Nurlina/SP
Prancis merupakan salah satu negara di benua Eropa yang sangat terkenal keberadaannya. Prancis adalah negara yang terletak di Eropa Barat dan memiliki berbagai pulau yang terletak di benua lain. Prancis berbatasan dengan Belgia, Luksemburg, Jerman, Swiss, Italia, Monako, Andorra, dan Spanyol. Karena memiliki departemen seberang laut, Prancis juga berbagi perbatasan tanah dengan Brazil dan Suriname.

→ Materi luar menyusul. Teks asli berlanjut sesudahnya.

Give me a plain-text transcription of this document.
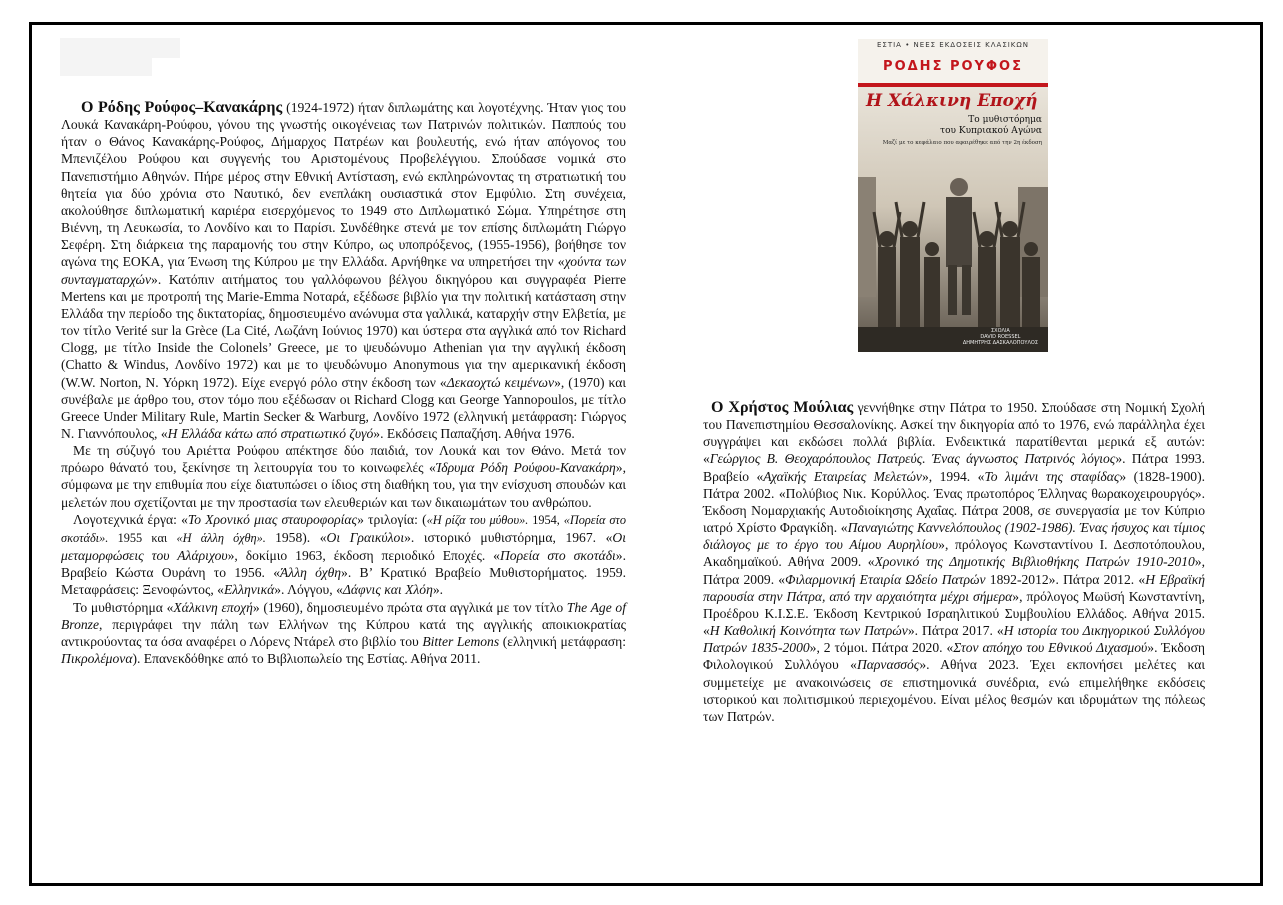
Ο Ρόδης Ρούφος–Κανακάρης (1924-1972) ήταν διπλωμάτης και λογοτέχνης. Ήταν γιος του Λουκά Κανακάρη-Ρούφου, γόνου της γνωστής οικογένειας των Πατρινών πολιτικών. Παππούς του ήταν ο Θάνος Κανακάρης-Ρούφος, Δήμαρχος Πατρέων και βουλευτής, ενώ ήταν απόγονος του Μπενιζέλου Ρούφου και συγγενής του Αριστομένους Προβελέγγιου. Σπούδασε νομικά στο Πανεπιστήμιο Αθηνών. Πήρε μέρος στην Εθνική Αντίσταση, ενώ εκπληρώνοντας τη στρατιωτική του θητεία για δύο χρόνια στο Ναυτικό, δεν ενεπλάκη ουσιαστικά στον Εμφύλιο. Στη συνέχεια, ακολούθησε διπλωματική καριέρα εισερχόμενος το 1949 στο Διπλωματικό Σώμα. Υπηρέτησε στη Βιέννη, τη Λευκωσία, το Λονδίνο και το Παρίσι. Συνδέθηκε στενά με τον επίσης διπλωμάτη Γιώργο Σεφέρη. Στη διάρκεια της παραμονής του στην Κύπρο, ως υποπρόξενος, (1955-1956), βοήθησε τον αγώνα της ΕΟΚΑ, για Ένωση της Κύπρου με την Ελλάδα. Αρνήθηκε να υπηρετήσει την «χούντα των συνταγματαρχών». Κατόπιν αιτήματος του γαλλόφωνου βέλγου δικηγόρου και συγγραφέα Pierre Mertens και με προτροπή της Marie-Emma Νοταρά, εξέδωσε βιβλίο για την πολιτική κατάσταση στην Ελλάδα την περίοδο της δικτατορίας, δημοσιευμένο ανώνυμα στα γαλλικά, καταρχήν στην Ελβετία, με τον τίτλο Verité sur la Grèce (La Cité, Λωζάνη Ιούνιος 1970) και ύστερα στα αγγλικά από τον Richard Clogg, με τίτλο Inside the Colonels’ Greece, με το ψευδώνυμο Athenian για την αγγλική έκδοση (Chatto & Windus, Λονδίνο 1972) και με το ψευδώνυμο Anonymous για την αμερικανική έκδοση (W.W. Norton, N. Υόρκη 1972). Είχε ενεργό ρόλο στην έκδοση των «Δεκαοχτώ κειμένων», (1970) και συνέβαλε με άρθρο του, στον τόμο που εξέδωσαν οι Richard Clogg και George Yannopoulos, με τίτλο Greece Under Military Rule, Martin Secker & Warburg, Λονδίνο 1972 (ελληνική μετάφραση: Γιώργος Ν. Γιαννόπουλος, «Η Ελλάδα κάτω από στρατιωτικό ζυγό». Εκδόσεις Παπαζήση. Αθήνα 1976.

Με τη σύζυγό του Αριέττα Ρούφου απέκτησε δύο παιδιά, τον Λουκά και τον Θάνο. Μετά τον πρόωρο θάνατό του, ξεκίνησε τη λειτουργία του το κοινωφελές «Ίδρυμα Ρόδη Ρούφου-Κανακάρη», σύμφωνα με την επιθυμία που είχε διατυπώσει ο ίδιος στη διαθήκη του, για την ενίσχυση σπουδών και μελετών που σχετίζονται με την προστασία των ελευθεριών και των δικαιωμάτων του ανθρώπου.

Λογοτεχνικά έργα: «Το Χρονικό μιας σταυροφορίας» τριλογία: («Η ρίζα του μύθου». 1954, «Πορεία στο σκοτάδι». 1955 και «Η άλλη όχθη». 1958). «Οι Γραικύλοι». ιστορικό μυθιστόρημα, 1967. «Οι μεταμορφώσεις του Αλάριχου», δοκίμιο 1963, έκδοση περιοδικό Εποχές. «Πορεία στο σκοτάδι». Βραβείο Κώστα Ουράνη το 1956. «Άλλη όχθη». Β’ Κρατικό Βραβείο Μυθιστορήματος. 1959. Μεταφράσεις: Ξενοφώντος, «Ελληνικά». Λόγγου, «Δάφνις και Χλόη».

Το μυθιστόρημα «Χάλκινη εποχή» (1960), δημοσιευμένο πρώτα στα αγγλικά με τον τίτλο The Age of Bronze, περιγράφει την πάλη των Ελλήνων της Κύπρου κατά της αγγλικής αποικιοκρατίας αντικρούοντας τα όσα αναφέρει ο Λόρενς Ντάρελ στο βιβλίο του Bitter Lemons (ελληνική μετάφραση: Πικρολέμονα). Επανεκδόθηκε από το Βιβλιοπωλείο της Εστίας. Αθήνα 2011.

ΕΣΤΙΑ • ΝΕΕΣ ΕΚΔΟΣΕΙΣ ΚΛΑΣΙΚΩΝ
ΡΟΔΗΣ ΡΟΥΦΟΣ
Η Χάλκινη Εποχή
Το μυθιστόρημα
του Κυπριακού Αγώνα
Μαζί με το κεφάλαιο που αφαιρέθηκε από την 2η έκδοση
ΣΧΟΛΙΑ
DAVID ROESSEL
ΔΗΜΗΤΡΗΣ ΔΑΣΚΑΛΟΠΟΥΛΟΣ

Ο Χρήστος Μούλιας γεννήθηκε στην Πάτρα το 1950. Σπούδασε στη Νομική Σχολή του Πανεπιστημίου Θεσσαλονίκης. Ασκεί την δικηγορία από το 1976, ενώ παράλληλα έχει συγγράψει και εκδώσει πολλά βιβλία. Ενδεικτικά παρατίθενται μερικά εξ αυτών: «Γεώργιος Β. Θεοχαρόπουλος Πατρεύς. Ένας άγνωστος Πατρινός λόγιος». Πάτρα 1993. Βραβείο «Αχαϊκής Εταιρείας Μελετών», 1994. «Το λιμάνι της σταφίδας» (1828-1900). Πάτρα 2002. «Πολύβιος Νικ. Κορύλλος. Ένας πρωτοπόρος Έλληνας θωρακοχειρουργός». Έκδοση Νομαρχιακής Αυτοδιοίκησης Αχαΐας. Πάτρα 2008, σε συνεργασία με τον Κύπριο ιατρό Χρίστο Φραγκίδη. «Παναγιώτης Καννελόπουλος (1902-1986). Ένας ήσυχος και τίμιος διάλογος με το έργο του Αίμου Αυρηλίου», πρόλογος Κωνσταντίνου Ι. Δεσποτόπουλου, Ακαδημαϊκού. Αθήνα 2009. «Χρονικό της Δημοτικής Βιβλιοθήκης Πατρών 1910-2010», Πάτρα 2009. «Φιλαρμονική Εταιρία Ωδείο Πατρών 1892-2012». Πάτρα 2012. «Η Εβραϊκή παρουσία στην Πάτρα, από την αρχαιότητα μέχρι σήμερα», πρόλογος Μωϋσή Κωνσταντίνη, Προέδρου Κ.Ι.Σ.Ε. Έκδοση Κεντρικού Ισραηλιτικού Συμβουλίου Ελλάδος. Αθήνα 2015. «Η Καθολική Κοινότητα των Πατρών». Πάτρα 2017. «Η ιστορία του Δικηγορικού Συλλόγου Πατρών 1835-2000», 2 τόμοι. Πάτρα 2020. «Στον απόηχο του Εθνικού Διχασμού». Έκδοση Φιλολογικού Συλλόγου «Παρνασσός». Αθήνα 2023. Έχει εκπονήσει μελέτες και συμμετείχε με ανακοινώσεις σε επιστημονικά συνέδρια, ενώ επιμελήθηκε εκδόσεις ιστορικού και πολιτισμικού περιεχομένου. Είναι μέλος θεσμών και ιδρυμάτων της πόλεως των Πατρών.
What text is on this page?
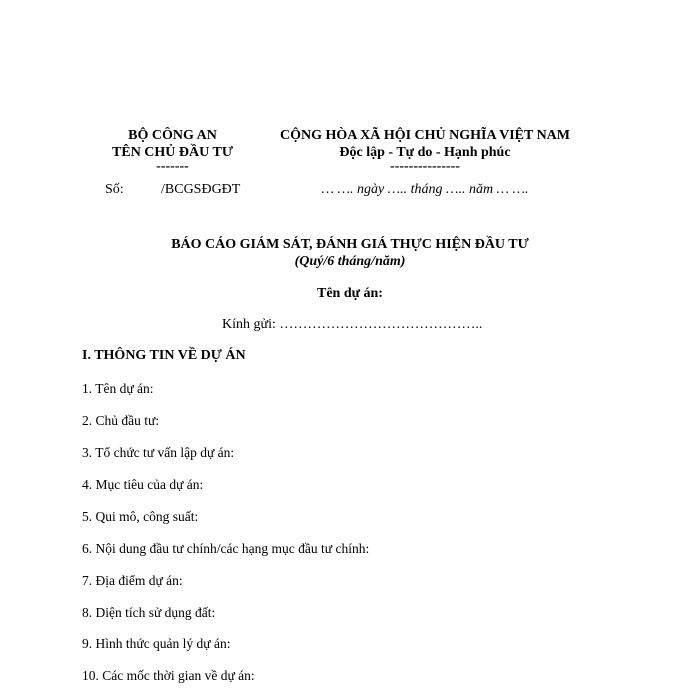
BỘ CÔNG AN
TÊN CHỦ ĐẦU TƯ
-------
Số:	/BCGSĐGĐT
CỘNG HÒA XÃ HỘI CHỦ NGHĨA VIỆT NAM
Độc lập - Tự do - Hạnh phúc
---------------
… …. ngày ….. tháng ….. năm … ….
BÁO CÁO GIÁM SÁT, ĐÁNH GIÁ THỰC HIỆN ĐẦU TƯ
(Quý/6 tháng/năm)
Tên dự án:
Kính gửi: ……………………………………..
I. THÔNG TIN VỀ DỰ ÁN
1. Tên dự án:
2. Chủ đầu tư:
3. Tổ chức tư vấn lập dự án:
4. Mục tiêu của dự án:
5. Qui mô, công suất:
6. Nội dung đầu tư chính/các hạng mục đầu tư chính:
7. Địa điểm dự án:
8. Diện tích sử dụng đất:
9. Hình thức quản lý dự án:
10. Các mốc thời gian về dự án:
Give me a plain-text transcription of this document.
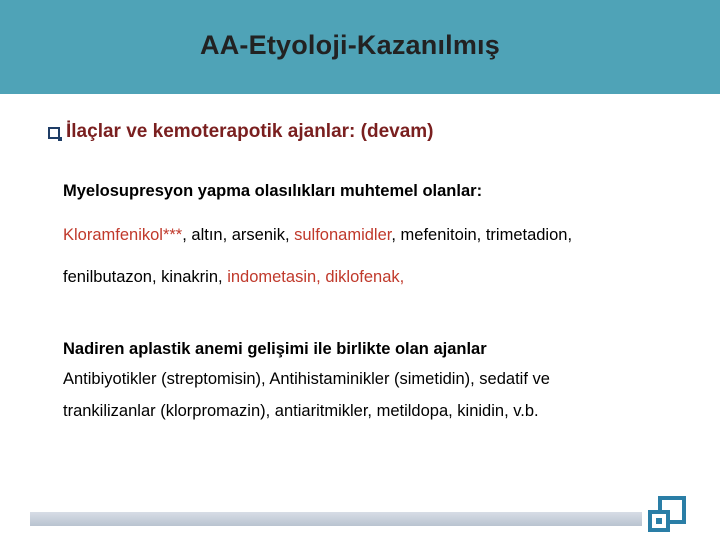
AA-Etyoloji-Kazanılmış
İlaçlar ve kemoterapotik ajanlar: (devam)
Myelosupresyon yapma olasılıkları muhtemel olanlar:
Kloramfenikol***, altın, arsenik, sulfonamidler, mefenitoin, trimetadion,
fenilbutazon, kinakrin, indometasin, diklofenak,
Nadiren aplastik anemi gelişimi ile birlikte olan ajanlar
Antibiyotikler (streptomisin), Antihistaminikler (simetidin), sedatif ve
trankilizanlar (klorpromazin), antiaritmikler, metildopa, kinidin, v.b.
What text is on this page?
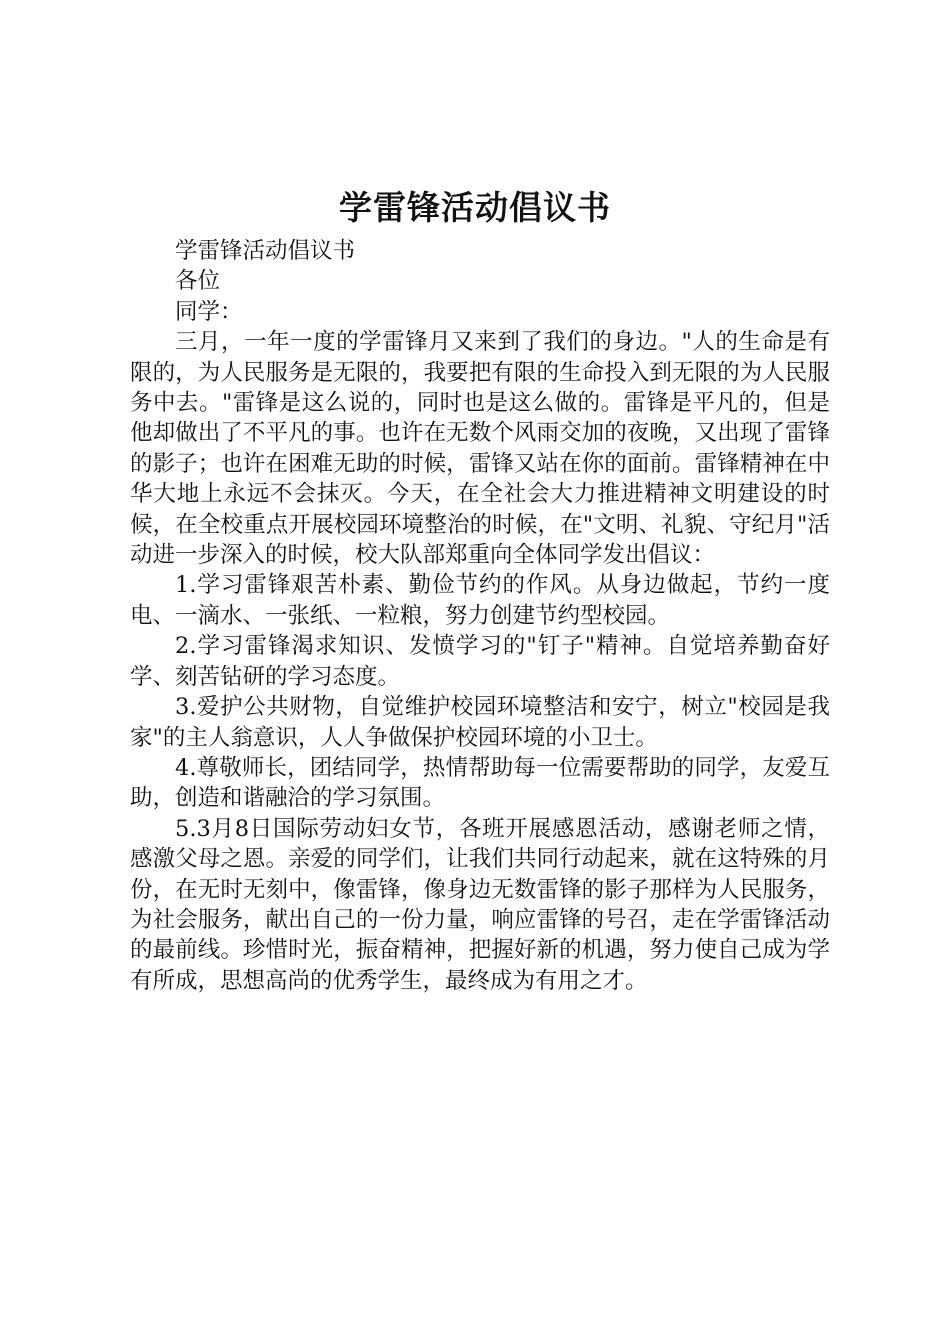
学雷锋活动倡议书

学雷锋活动倡议书

各位

同学：

三月，一年一度的学雷锋月又来到了我们的身边。"人的生命是有限的，为人民服务是无限的，我要把有限的生命投入到无限的为人民服务中去。"雷锋是这么说的，同时也是这么做的。雷锋是平凡的，但是他却做出了不平凡的事。也许在无数个风雨交加的夜晚，又出现了雷锋的影子；也许在困难无助的时候，雷锋又站在你的面前。雷锋精神在中华大地上永远不会抹灭。今天，在全社会大力推进精神文明建设的时候，在全校重点开展校园环境整治的时候，在"文明、礼貌、守纪月"活动进一步深入的时候，校大队部郑重向全体同学发出倡议：

1.学习雷锋艰苦朴素、勤俭节约的作风。从身边做起，节约一度电、一滴水、一张纸、一粒粮，努力创建节约型校园。

2.学习雷锋渴求知识、发愤学习的"钉子"精神。自觉培养勤奋好学、刻苦钻研的学习态度。

3.爱护公共财物，自觉维护校园环境整洁和安宁，树立"校园是我家"的主人翁意识，人人争做保护校园环境的小卫士。

4.尊敬师长，团结同学，热情帮助每一位需要帮助的同学，友爱互助，创造和谐融洽的学习氛围。

5.3月8日国际劳动妇女节，各班开展感恩活动，感谢老师之情，感激父母之恩。亲爱的同学们，让我们共同行动起来，就在这特殊的月份，在无时无刻中，像雷锋，像身边无数雷锋的影子那样为人民服务，为社会服务，献出自己的一份力量，响应雷锋的号召，走在学雷锋活动的最前线。珍惜时光，振奋精神，把握好新的机遇，努力使自己成为学有所成，思想高尚的优秀学生，最终成为有用之才。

Prancis adalah negara maju, dengan ekonomi terbesar keenam (PDB nominal) atau kedelapan (PPP) terbesar di dunia. Prancis merupakan negara yang paling banyak dikunjungi di dunia, menerima 82 juta turis asing per tahun (termasuk pelancong bisnis, tapi tak termasuk orang yang menetap kurang dari 24 jam di Prancis). [1]
Selain terkenal dengan tempat-tempat wisata yang menakjubkan bagi para turis asing, Prancis juga terkenal dengan pendidikannya. Di Prancis, ada sekitar 300.000 mahasiswa asing dari berbagai negara, sehingga tidak heran negara Prancis menduduki peringkat keenam sebagai tujuan favorit pelajar Internasional. Prancis memilki sistem pendidikan tinggi untuk pemberian gelar dan kuliah yang rumit. Namun, kini gelar di Prancis distandarisasi menjadi Licence, Master, dan Doctorat. Hal ini sama dengan gelar Sarjana, Master, dan Doktor di Indonesia. Secara berturut-turut, pendidikan di tiga level ini membutuhkan waktu selama dua dan tiga tahun.
Salah satu pendidikan yang terkenal di Prancis adalah pendidikan Seni dan Arsitektur. Seni dan Arsitektur termasuk salah satu program pilihan dalam pendidikan tinggi di Prancis. Disini, sekolah Seni (terapan) adalah institusi negeri yang berkualitas tinggi yang mengeluarkan ijazah nasional setelah tiga atau lima tahun masa studi. Ada juga sekolah swasta yang mengeluarkan ijazah dari sekolah mereka sendiri. Baik sekolah negeri maupun swasta, mempunyai karakteristik yang sangat selektif dalam penerimaan mahasiswa.
Selain itu, sebanyak 20 sekolah Arsitektur Nasional dibawah naungan Departemen Kebudayaan, mengeluarkan ijazah khusus untuk pendidikan dalam bidang arsitektur selama 6 tahun masa pendidikan, dimana nantinya siswa dapat melakukan manajemen proyek dan berhak menandatanganinya atas nama sendiri. [2]
a. Seni
Di Prancis seni ukir pada abad ke-10 dan ke-11 belum berkembang pesat dan tidak banyak digunakan dalam membuat bangunan gereja atau katedral. Sebagai contohnya seni ukir gaya fresco yang masih sangat sederhana. Karya-karyanya masih kaku, berbentuk kasar dan tidak menarik, belum banyak menggunakan warna, dan sebagian besar ukirannya berupa pepohonan dan gambar binatang.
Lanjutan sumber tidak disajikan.